Actualité

L’ex-syndicaliste Ken Pereira dénonce le Fonds de solidarité FTQ pour entrave à son emploi au Québec.

Ken Pereira, ancien syndicaliste et lanceur d’alerte, se retrouve au cœur d’une controverse majeure au Québec. Accusant le Fonds de solidarité de la FTQ de l’empêcher de retrouver un emploi dans sa province, il a entamé une action en justice contre cette organisation et son ancien employeur, Cogir, réclamant une compensation de 3,68 millions de dollars.

Le poids des accusations

Le procès, qui a récemment débuté au palais de justice de Montréal, met en lumière les allégations de Pereira concernant des représailles exercées par le Fonds de solidarité en raison de ses dénonciations antérieures sur les activités frauduleuses au sein de la FTQ-Construction. En rappelant les événements marquants de sa carrière, dont son passage à la Commission Charbonneau, il souligne le climat de peur qui règne selon lui au sein du mouvement syndical. Pereira évoque un « système d’intimidation » profondément enraciné, ayant des répercussions sur sa capacité à retravailler au Québec depuis plus de onze ans.

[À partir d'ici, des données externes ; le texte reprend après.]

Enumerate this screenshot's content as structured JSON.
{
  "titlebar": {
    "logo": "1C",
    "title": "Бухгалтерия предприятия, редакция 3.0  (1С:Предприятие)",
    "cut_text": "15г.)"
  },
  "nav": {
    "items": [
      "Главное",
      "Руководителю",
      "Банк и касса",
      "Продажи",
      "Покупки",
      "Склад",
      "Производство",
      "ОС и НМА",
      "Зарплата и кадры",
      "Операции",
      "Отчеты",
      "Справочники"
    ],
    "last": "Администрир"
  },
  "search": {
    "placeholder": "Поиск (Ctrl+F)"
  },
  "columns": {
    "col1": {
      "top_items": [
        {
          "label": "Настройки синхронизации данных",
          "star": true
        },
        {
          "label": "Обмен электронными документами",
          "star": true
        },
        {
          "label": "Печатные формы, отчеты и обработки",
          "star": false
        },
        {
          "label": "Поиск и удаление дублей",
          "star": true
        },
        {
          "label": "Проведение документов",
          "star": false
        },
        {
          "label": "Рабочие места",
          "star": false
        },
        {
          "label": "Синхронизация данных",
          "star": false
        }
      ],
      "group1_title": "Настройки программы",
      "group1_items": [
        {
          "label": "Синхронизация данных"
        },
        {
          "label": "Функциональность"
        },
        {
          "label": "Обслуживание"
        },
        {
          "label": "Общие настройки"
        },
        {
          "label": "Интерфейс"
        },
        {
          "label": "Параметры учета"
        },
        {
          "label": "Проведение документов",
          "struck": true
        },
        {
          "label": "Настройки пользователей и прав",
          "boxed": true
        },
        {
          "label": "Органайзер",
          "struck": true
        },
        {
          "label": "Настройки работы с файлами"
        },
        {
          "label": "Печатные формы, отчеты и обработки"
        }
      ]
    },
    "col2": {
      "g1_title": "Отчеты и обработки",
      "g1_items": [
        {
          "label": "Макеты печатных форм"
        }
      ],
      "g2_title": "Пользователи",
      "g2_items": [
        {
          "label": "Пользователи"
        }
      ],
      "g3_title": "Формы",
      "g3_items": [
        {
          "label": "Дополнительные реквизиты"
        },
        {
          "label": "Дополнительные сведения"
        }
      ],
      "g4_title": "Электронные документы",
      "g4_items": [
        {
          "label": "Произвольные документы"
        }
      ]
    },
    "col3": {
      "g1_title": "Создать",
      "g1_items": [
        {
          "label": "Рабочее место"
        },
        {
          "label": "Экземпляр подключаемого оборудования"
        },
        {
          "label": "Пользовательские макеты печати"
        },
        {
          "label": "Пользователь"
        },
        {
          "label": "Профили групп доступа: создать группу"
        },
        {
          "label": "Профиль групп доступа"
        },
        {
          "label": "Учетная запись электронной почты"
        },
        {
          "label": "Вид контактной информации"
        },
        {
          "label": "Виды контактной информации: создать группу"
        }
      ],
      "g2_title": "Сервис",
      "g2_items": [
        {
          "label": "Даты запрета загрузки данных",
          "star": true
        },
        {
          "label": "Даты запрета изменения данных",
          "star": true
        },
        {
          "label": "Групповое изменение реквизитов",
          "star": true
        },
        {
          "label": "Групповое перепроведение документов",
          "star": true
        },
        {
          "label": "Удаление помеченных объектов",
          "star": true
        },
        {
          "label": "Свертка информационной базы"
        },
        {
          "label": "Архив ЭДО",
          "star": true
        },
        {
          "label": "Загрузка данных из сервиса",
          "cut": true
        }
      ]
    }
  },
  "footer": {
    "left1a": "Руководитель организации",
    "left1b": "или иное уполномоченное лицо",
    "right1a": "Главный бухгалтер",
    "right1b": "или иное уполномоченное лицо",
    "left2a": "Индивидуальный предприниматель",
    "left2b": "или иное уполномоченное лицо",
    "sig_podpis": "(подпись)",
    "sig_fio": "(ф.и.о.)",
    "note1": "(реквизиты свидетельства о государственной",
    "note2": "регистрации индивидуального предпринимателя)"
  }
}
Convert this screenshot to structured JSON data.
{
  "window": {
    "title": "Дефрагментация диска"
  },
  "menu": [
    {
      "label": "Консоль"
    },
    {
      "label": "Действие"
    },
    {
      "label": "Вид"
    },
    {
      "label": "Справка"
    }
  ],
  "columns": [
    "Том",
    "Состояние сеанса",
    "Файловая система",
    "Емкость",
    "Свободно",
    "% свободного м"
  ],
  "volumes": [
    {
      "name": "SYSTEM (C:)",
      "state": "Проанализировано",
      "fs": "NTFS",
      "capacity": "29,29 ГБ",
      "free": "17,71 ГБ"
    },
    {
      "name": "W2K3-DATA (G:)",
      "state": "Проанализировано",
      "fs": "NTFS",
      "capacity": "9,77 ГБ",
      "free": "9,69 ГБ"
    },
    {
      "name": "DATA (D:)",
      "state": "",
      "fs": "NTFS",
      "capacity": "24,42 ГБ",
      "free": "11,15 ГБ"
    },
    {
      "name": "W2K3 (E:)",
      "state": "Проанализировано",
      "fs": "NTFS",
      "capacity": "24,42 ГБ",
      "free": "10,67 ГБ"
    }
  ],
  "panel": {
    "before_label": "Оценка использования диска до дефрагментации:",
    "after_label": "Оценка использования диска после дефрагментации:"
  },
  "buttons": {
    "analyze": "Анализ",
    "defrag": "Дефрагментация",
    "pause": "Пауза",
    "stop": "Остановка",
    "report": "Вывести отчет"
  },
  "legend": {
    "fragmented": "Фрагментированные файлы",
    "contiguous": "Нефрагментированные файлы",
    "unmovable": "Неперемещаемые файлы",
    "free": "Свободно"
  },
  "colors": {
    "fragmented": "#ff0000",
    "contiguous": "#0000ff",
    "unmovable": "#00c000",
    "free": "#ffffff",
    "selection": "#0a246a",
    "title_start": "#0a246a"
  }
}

Un parcours professionnel entravé

Pereira a fait état des difficultés qu’il a rencontrées pour se réinsérer sur le marché du travail dans le secteur de la construction après avoir témoigné contre des pratiques douteuses. Malgré quelques tentatives de réintégration, notamment un poste proposé par Cogir en 2018, il n’a pas pu échapper aux pressions qu’il attribue au Fonds FTQ. Un dirigeant de Cogir aurait même rapporté avoir ressenti des “pressions considérables” pour mettrre un terme à son emploi, ce qui alimente les doutes quant à la sécurité et l’intégrité des lanceurs d’alerte dans le milieu syndical.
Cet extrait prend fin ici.